1. Da der Antragsteller Masseunzulänglichkeit angezeigt hat, dürfte es zwar den Insolvenzgläubigern nicht zumutbar sein, die Verfahrenskosten aufzubringen (§ 116 S. 1 Nr. 1 ZPO). Denn die vorweg zu befriedigenden Masseforderungen sind höher als der Betrag, den der Antragsteller in dem beabsichtigten Prozess erstreiten will. Für die Insolvenzgläubiger ist eine Verbesserung ihrer Quote somit nicht zu erwarten. Indes ist nicht auszuschließen, dass es für diejenigen Massegläubiger, die vom Ausgang des beabsichtigten Klageverfahrens profitieren können, zumutbar ist, die Prozesskosten aufzubringen. Der Antragsteller, der mit seinem Vergütungsanspruch selbst der rangbeste Massegläubiger ist, hat dabei allerdings außer Betracht zu bleiben, weil er nicht als "wirtschaftlich Beteiligter" i.S.d. § 116 S. 1 Nr. 1 ZPO angesehen werden kann (vgl. BGH, Beschl. v. 18.9.2003 - IX ZB 460/02, BGHReport 2003, 1440 = NZI 2004, 26 [27]). Zu den anderen Massegläubigern hat der Antragsteller nichts vorgetragen. Dazu ist er auch nicht aufgefordert worden. Die Zurückverweisung gibt Gelegenheit, dies nachzuholen.

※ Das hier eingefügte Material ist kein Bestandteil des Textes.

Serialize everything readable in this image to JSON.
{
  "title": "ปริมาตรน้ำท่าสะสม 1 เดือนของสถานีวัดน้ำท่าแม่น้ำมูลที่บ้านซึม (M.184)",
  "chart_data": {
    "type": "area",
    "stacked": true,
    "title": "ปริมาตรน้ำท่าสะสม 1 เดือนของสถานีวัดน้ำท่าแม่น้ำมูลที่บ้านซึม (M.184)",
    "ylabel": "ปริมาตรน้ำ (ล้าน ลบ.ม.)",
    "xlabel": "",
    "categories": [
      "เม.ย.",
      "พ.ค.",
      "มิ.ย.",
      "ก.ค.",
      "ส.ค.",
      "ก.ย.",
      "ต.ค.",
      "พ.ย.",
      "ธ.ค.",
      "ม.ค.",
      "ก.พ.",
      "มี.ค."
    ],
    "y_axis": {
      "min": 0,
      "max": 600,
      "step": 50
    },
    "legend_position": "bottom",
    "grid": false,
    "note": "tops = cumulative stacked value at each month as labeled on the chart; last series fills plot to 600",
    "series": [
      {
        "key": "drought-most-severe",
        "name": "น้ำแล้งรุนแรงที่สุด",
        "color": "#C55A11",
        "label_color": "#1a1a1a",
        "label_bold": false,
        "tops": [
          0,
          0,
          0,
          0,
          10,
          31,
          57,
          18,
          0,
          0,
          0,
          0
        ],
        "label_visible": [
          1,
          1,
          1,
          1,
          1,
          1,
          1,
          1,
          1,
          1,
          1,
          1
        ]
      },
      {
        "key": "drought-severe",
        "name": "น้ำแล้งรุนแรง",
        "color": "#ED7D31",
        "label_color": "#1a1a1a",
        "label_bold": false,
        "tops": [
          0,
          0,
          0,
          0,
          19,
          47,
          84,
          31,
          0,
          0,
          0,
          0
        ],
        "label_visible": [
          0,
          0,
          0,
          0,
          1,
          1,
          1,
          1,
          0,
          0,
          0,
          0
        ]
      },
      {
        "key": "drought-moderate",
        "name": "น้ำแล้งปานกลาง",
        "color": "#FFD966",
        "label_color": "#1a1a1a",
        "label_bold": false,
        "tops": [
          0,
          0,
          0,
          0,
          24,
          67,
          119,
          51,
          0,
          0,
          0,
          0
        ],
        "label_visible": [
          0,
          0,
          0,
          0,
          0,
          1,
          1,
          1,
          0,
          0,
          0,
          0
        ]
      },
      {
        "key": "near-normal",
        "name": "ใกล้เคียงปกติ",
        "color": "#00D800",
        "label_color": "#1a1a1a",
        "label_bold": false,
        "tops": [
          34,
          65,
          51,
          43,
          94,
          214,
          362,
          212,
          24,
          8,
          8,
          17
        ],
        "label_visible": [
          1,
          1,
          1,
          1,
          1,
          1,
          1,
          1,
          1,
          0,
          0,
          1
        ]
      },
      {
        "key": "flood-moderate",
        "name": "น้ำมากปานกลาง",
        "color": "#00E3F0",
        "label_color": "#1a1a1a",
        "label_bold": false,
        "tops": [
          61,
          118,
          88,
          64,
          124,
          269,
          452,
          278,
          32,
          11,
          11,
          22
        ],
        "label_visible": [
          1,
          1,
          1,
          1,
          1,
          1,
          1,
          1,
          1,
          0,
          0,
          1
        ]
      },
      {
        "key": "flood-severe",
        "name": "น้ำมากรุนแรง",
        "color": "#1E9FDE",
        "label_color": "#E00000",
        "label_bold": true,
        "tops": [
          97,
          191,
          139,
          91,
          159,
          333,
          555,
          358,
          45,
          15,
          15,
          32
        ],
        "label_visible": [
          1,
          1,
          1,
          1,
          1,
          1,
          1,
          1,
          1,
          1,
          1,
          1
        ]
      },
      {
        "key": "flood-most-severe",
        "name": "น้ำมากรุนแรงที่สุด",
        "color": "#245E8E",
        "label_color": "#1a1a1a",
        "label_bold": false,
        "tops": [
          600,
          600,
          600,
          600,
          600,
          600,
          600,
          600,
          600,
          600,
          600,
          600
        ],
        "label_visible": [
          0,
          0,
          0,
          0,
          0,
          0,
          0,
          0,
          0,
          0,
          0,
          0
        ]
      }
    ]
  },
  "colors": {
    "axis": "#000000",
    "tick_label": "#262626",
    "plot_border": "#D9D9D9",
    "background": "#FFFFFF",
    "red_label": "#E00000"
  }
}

2. In der Beschwerdeinstanz ist der Frage, ob die beabsichtigte Klage Erfolgsaussicht hat und nicht mutwillig erscheint (§ 114 S. 1 ZPO), nicht nachgegangen worden. Dazu bestand für das Beschwerdegericht wegen seines abweichenden rechtlichen Ansatzes bisher auch keine Veranlassung. Auch insofern besteht Aufklärungsbedarf.